Dubai Industrial City
- Type: Industrial park
- Industry: Manufacturing and logistics
- Founded: 2004
- Headquarters: Dubai, United Arab Emirates
- Key people: Abdulla BelHoul (CEO);
- Website: dubaiindustrialcity.ae

= Dubai Industrial Park =

Dubai Industrial City is the dedicated industrial park in Dubai, UAE, founded in 2004, covering an area of 560000000 sqft.

==Overview==
The Industrial City includes food and beverage zones, base-metal and transportation zones, warehouses and an extensive conservation area. These areas are complemented with logistics, educational and mixed use developments. It is located near Al Maktoum Airport and Jebel Ali International Airport along Emirates Road.

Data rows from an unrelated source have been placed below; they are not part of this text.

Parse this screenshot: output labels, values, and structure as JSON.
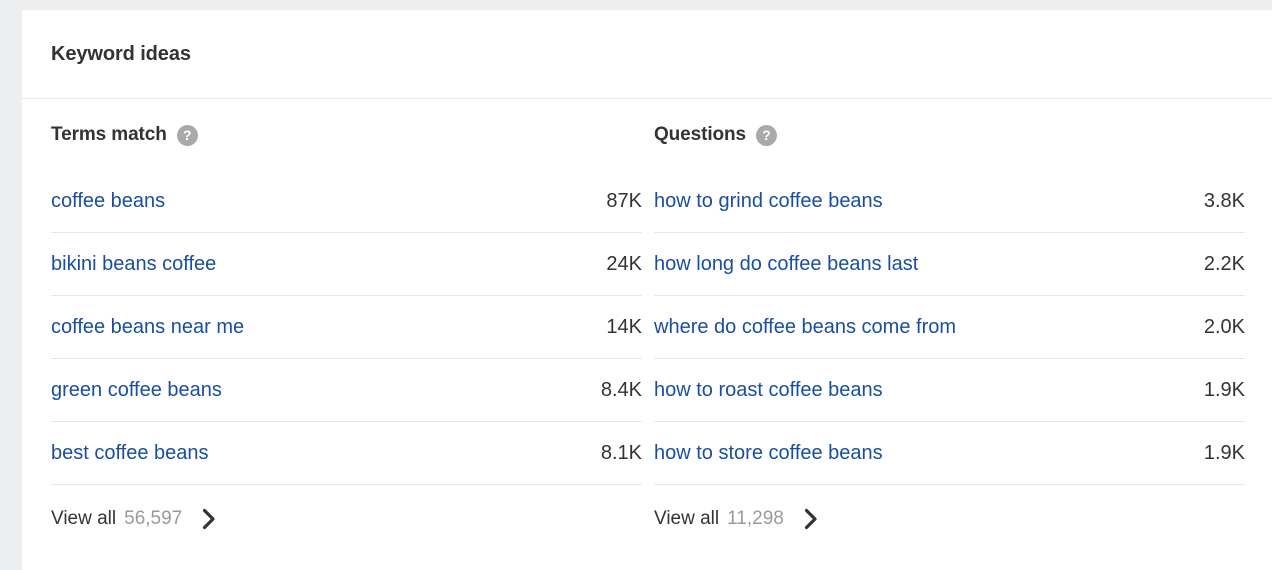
{
  "card": {
    "title": "Keyword ideas"
  },
  "columns": [
    {
      "header": "Terms match",
      "help_icon": "help-circle-icon",
      "help_glyph": "?",
      "rows": [
        {
          "keyword": "coffee beans",
          "volume": "87K"
        },
        {
          "keyword": "bikini beans coffee",
          "volume": "24K"
        },
        {
          "keyword": "coffee beans near me",
          "volume": "14K"
        },
        {
          "keyword": "green coffee beans",
          "volume": "8.4K"
        },
        {
          "keyword": "best coffee beans",
          "volume": "8.1K"
        }
      ],
      "view_all_label": "View all",
      "view_all_count": "56,597",
      "chevron_icon": "chevron-right-icon"
    },
    {
      "header": "Questions",
      "help_icon": "help-circle-icon",
      "help_glyph": "?",
      "rows": [
        {
          "keyword": "how to grind coffee beans",
          "volume": "3.8K"
        },
        {
          "keyword": "how long do coffee beans last",
          "volume": "2.2K"
        },
        {
          "keyword": "where do coffee beans come from",
          "volume": "2.0K"
        },
        {
          "keyword": "how to roast coffee beans",
          "volume": "1.9K"
        },
        {
          "keyword": "how to store coffee beans",
          "volume": "1.9K"
        }
      ],
      "view_all_label": "View all",
      "view_all_count": "11,298",
      "chevron_icon": "chevron-right-icon"
    }
  ],
  "colors": {
    "page_background": "#eceef0",
    "card_background": "#ffffff",
    "link": "#1a4ea0",
    "text": "#333333",
    "muted_text": "#989a9c",
    "divider": "#e5e7e9",
    "help_icon_bg": "#a9a9a9"
  }
}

The city is expected to accommodate around 500,000 people when it is completed by 2015.

Dubai Industrial City encompasses six zones:

- Zone 1: Food and Beverage
- Zone 2: Transport Equipment and Parts
- Zone 3: Machinery and Equipment
- Zone 4: Mineral Products
- Zone 5: Base Metal
- Zone 6: Chemicals

International Humanitarian City is located to the northeast.

==Developments==
In March 2009, the construction of Dubai industrial city's warehouses was completed, with the whole project then aimed for completion in 2015.